Lorenzo Alson Kelsey d 13 February 1890

Internet Research*

KELSEY, LORENZO A. (22 Feb. 1803-13 Feb. 1890), steamboat captain and mayor of Cleveland from 1848-49, was born in Port Leyden, N.Y., the son of ship owner, Eber Kelsey and Lucy Ann Leete Kelsey. He was educated in his local district and moved to Youngstown to work in lumber. Kelsey moved to Cleveland in 1837 with his wife and became manager of the Cleveland House Hotel for 1 year. He then became captain of the steamship Chesapeake, and later captain of the General Harrison. He also served as proprietor of the New England Hotel. With no political experience, Kelsey ran as a dark-horse mayoral candidate for the Democratic party in 1848, defeating 2 other opponents, Chas. Bradburn and Milo Hickox. As mayor, Kelsey supported civic improvements and worked frequently with top members of the Democratic party. Throughout his career, he served as a delegate to Democratic conventions. In 1849 he returned to the hotel business until his retirement in the late 1850s. Kelsey married Sophia Smith (1806-1893) of Windsor, Conn., in 1825. [They had 7 children.  Among them, Theodore Kelsey was killed in battle at Chickamauga, during the civil war, and Eugene moved back East to Lowell MA.]

1837  KELSEY

Who of the past generation does not recall with a reminiscent smile the miniature steamboat floating in the fountain at the southwest corner of the Public Square, and the crowd of eager youngsters following its every movement, making wild rushes and frantic scrambles to secure a closer view whenever it approached the outer rim of the basin? and staid adults, and often old age were not above pausing for a moment on their way through the Square to watch the small craft and to guess in just which direction it would next head. How fascinating were the little figures on the deck ! the gallant captain always and bravely in command; the faithful watchman ever on the lookout ; the sturdy wheelsman perpetually on duty ! All three stood for thorough seamanship and were in no wise responsible for the erratic steering of their little craft.

No, the beautiful toy was not purchased and placed there by the board of public works, nor by any other department of our city’s government. It belonged to a man who was nearing or past his 80th birthday when he whittled out the boat and carved the tiny figures laboriously under a microscope, his only tool a pocket knife.

One could rest assured that the little steamer was perfectly true in detail for its builder, Capt. Lorenzo A. Kelsey, in his day commanded the finest passenger boats on our Great Lakes; one of them the “Chespeake,” then considered to be the last word in size and in elegance of appointment. Fashionable Cleveland and nautical Cleveland strolled down to the river, and climbed the steep hill, returning, in order to view the much talked of steamer as it lay at the wharf ready to take on its first cargo and passengers.

It was characteristic of Capt. Kelsey to place his toy in the Public Square where it might amuse and instruct the youth of his city. To the very last of his life little children clung to his hands certain of sympathy and affection, and young people adored him, and, today, his grandchildren cherish his memory as a rare bequest.

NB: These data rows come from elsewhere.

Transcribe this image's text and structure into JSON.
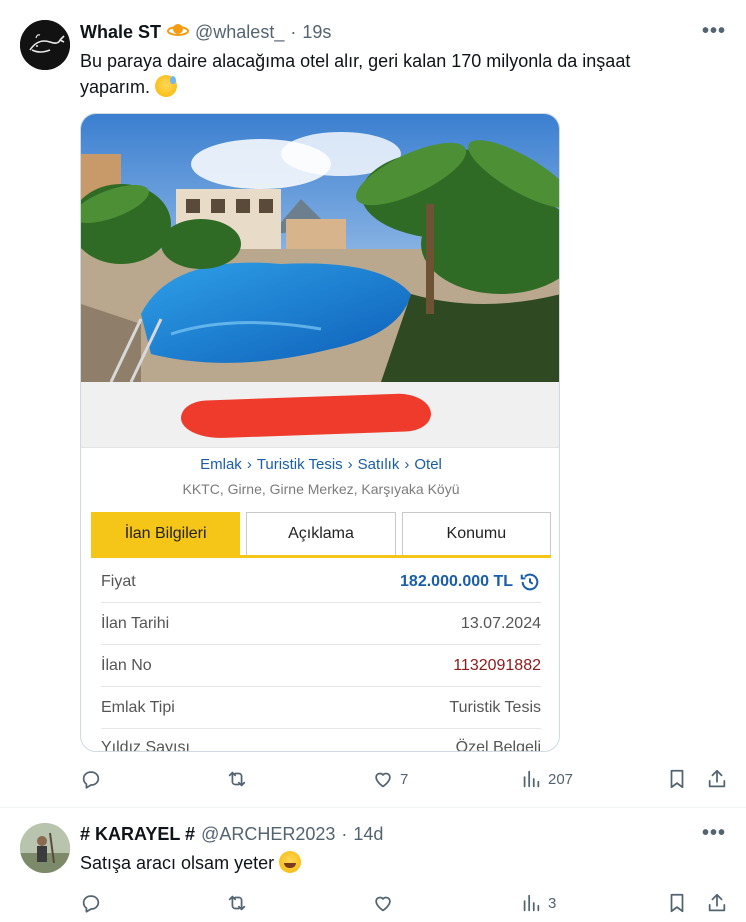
{
  "tweets": [
    {
      "display_name": "Whale ST",
      "handle": "@whalest_",
      "separator": "·",
      "time": "19s",
      "text": "Bu paraya daire alacağıma otel alır, geri kalan 170 milyonla da inşaat yaparım.",
      "emoji": "sweat-smile-emoji",
      "listing": {
        "breadcrumb": [
          "Emlak",
          "Turistik Tesis",
          "Satılık",
          "Otel"
        ],
        "breadcrumb_sep": "›",
        "location": "KKTC, Girne, Girne Merkez, Karşıyaka Köyü",
        "tabs": [
          "İlan Bilgileri",
          "Açıklama",
          "Konumu"
        ],
        "rows": [
          {
            "key": "Fiyat",
            "value": "182.000.000 TL"
          },
          {
            "key": "İlan Tarihi",
            "value": "13.07.2024"
          },
          {
            "key": "İlan No",
            "value": "1132091882"
          },
          {
            "key": "Emlak Tipi",
            "value": "Turistik Tesis"
          },
          {
            "key": "Yıldız Sayısı",
            "value": "Özel Belgeli"
          }
        ]
      },
      "stats": {
        "replies": "",
        "reposts": "",
        "likes": "7",
        "views": "207"
      }
    },
    {
      "display_name": "# KARAYEL #",
      "handle": "@ARCHER2023",
      "separator": "·",
      "time": "14d",
      "text": "Satışa aracı olsam yeter",
      "emoji": "joy-emoji",
      "stats": {
        "replies": "",
        "reposts": "",
        "likes": "",
        "views": "3"
      }
    }
  ],
  "colors": {
    "accent_blue": "#1a5ea8",
    "tab_yellow": "#f5c518",
    "redaction": "#ee3b2b",
    "muted": "#536471"
  }
}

He was the direct descendant of William Leet, one of Connecticut’s earliest governors. His father was Eli Kelsey of Leyden, a little village in New York state, where Capt. Kelsey was born. The latter was 34 years old and had a family when he came to this city in 1837.

When the fine New England House was erected at the foot of Superior street, he was persuaded by many friends to become its first landlord. One can imagine that the position of clerk was a most important office in that hotel. For there were professional dead-beats, even in that day, needing some one of sterner mold, than was Capt. Kelsey, to thwart their dishonest schemes. For he was generous to a fault, and seldom could deny an urgent request. Even the little steamer in the Square fountain was begged from him by an impecunious artist, much to the regret- of the Kelsey posterity.

In 1848 the city of Cleveland proffered the highest gift it could bestow upon Capt. Kelsey, and he became its mayor and chief officer. The annual salary was $4001 In view of this, and the hundred and one demands upon a mayor’s pocket-book, by no means his official one, it is not surprising that the mayor of 1848 was quite willing to retire from office at the end of the year.